One of the few achievements of the community has been the Polymetals Law, approved in 2012 under the Government of the conservative Sebastián Piñera (2010-2014 and 2018-2022) that offers health monitoring, educational support and relocation to safer areas. , among other measures.

However, for the residents, this rule is insufficient today because it only covers a part of the affected population and leaves many children who later became infected in oblivion.

The other fight occurs in the judicial field. In 2013, almost 800 inhabitants of the area denounced Boliden before the Swedish Justice, but the court considered that the alleged crimes had prescribed and the case was dismissed.
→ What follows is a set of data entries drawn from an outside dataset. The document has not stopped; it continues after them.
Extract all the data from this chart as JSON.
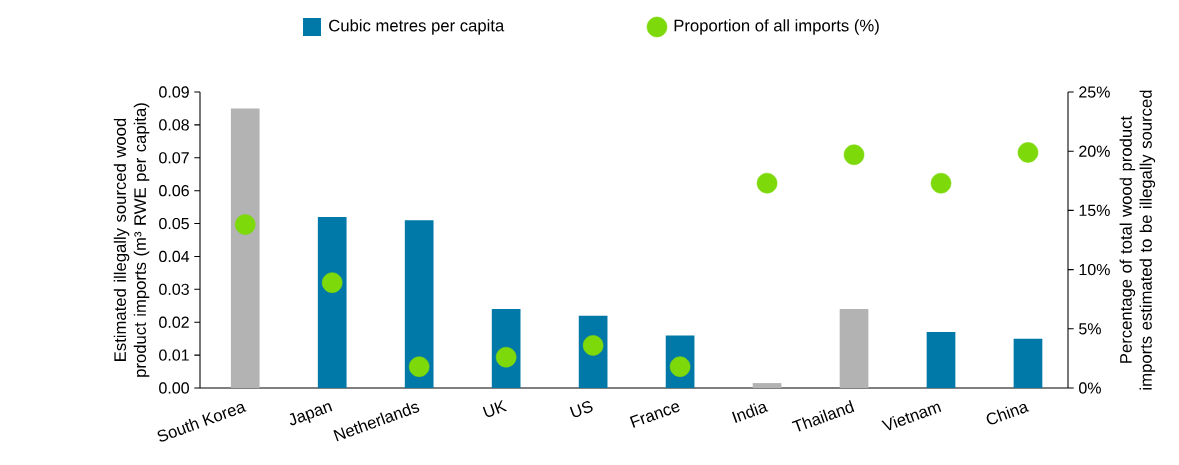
{
  "chart_data": {
    "type": "bar",
    "categories": [
      "South Korea",
      "Japan",
      "Netherlands",
      "UK",
      "US",
      "France",
      "India",
      "Thailand",
      "Vietnam",
      "China"
    ],
    "series": [
      {
        "name": "Cubic metres per capita",
        "color": "#0078a8",
        "colors": [
          "#b3b3b3",
          "#0078a8",
          "#0078a8",
          "#0078a8",
          "#0078a8",
          "#0078a8",
          "#b3b3b3",
          "#b3b3b3",
          "#0078a8",
          "#0078a8"
        ],
        "values": [
          0.085,
          0.052,
          0.051,
          0.024,
          0.022,
          0.016,
          0.0015,
          0.024,
          0.017,
          0.015
        ]
      },
      {
        "name": "Proportion of all imports (%)",
        "type": "scatter",
        "axis": "y2",
        "color": "#7ed90a",
        "values": [
          13.8,
          8.9,
          1.8,
          2.6,
          3.6,
          1.8,
          17.3,
          19.7,
          17.3,
          19.9
        ]
      }
    ],
    "ylabel": "Estimated illegally sourced wood product imports (m³ RWE per capita)",
    "y2label": "Percentage of total wood product imports estimated to be illegally sourced",
    "ylim": [
      0,
      0.09
    ],
    "yticks": [
      {
        "value": 0,
        "label": "0.00"
      },
      {
        "value": 0.01,
        "label": "0.01"
      },
      {
        "value": 0.02,
        "label": "0.02"
      },
      {
        "value": 0.03,
        "label": "0.03"
      },
      {
        "value": 0.04,
        "label": "0.04"
      },
      {
        "value": 0.05,
        "label": "0.05"
      },
      {
        "value": 0.06,
        "label": "0.06"
      },
      {
        "value": 0.07,
        "label": "0.07"
      },
      {
        "value": 0.08,
        "label": "0.08"
      },
      {
        "value": 0.09,
        "label": "0.09"
      }
    ],
    "y2lim": [
      0,
      25
    ],
    "y2ticks": [
      {
        "value": 0,
        "label": "0%"
      },
      {
        "value": 5,
        "label": "5%"
      },
      {
        "value": 10,
        "label": "10%"
      },
      {
        "value": 15,
        "label": "15%"
      },
      {
        "value": 20,
        "label": "20%"
      },
      {
        "value": 25,
        "label": "25%"
      }
    ],
    "marker": "circle",
    "legend": "top",
    "grid": false
  }
}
Earlier, in 2008, for another reason, the Chilean Supreme Court ordered the State to indemnify a part of those who denounced the State and Promel, but excluded more than half of them “without a clear justification”Antonia Berrios, a lawyer for the NGO Environmental Prosecutor’s Office (FIMA), in charge of the lawsuits, told EFE. After that chapter, those involved filed the complaint with the Inter-American Commission on Human Rights (IACHR).

“In June 2022, the Chilean State responded to the IACHR and dismissed the complaints, however, it opened up to the possibility of reaching a friendly solution”says the lawyer.

Almost 40 years have passed since the beginning of this environmental disaster, but until now, no one – neither the two companies nor the two States – has taken it upon themselves to repair the physical, psychological and environmental damage. Those affected feel that they remain forgotten by all. Bembow sums it up: “We are not asking for money, but we need decent health for our families. They did us a lot of damage and that left us abandoned.”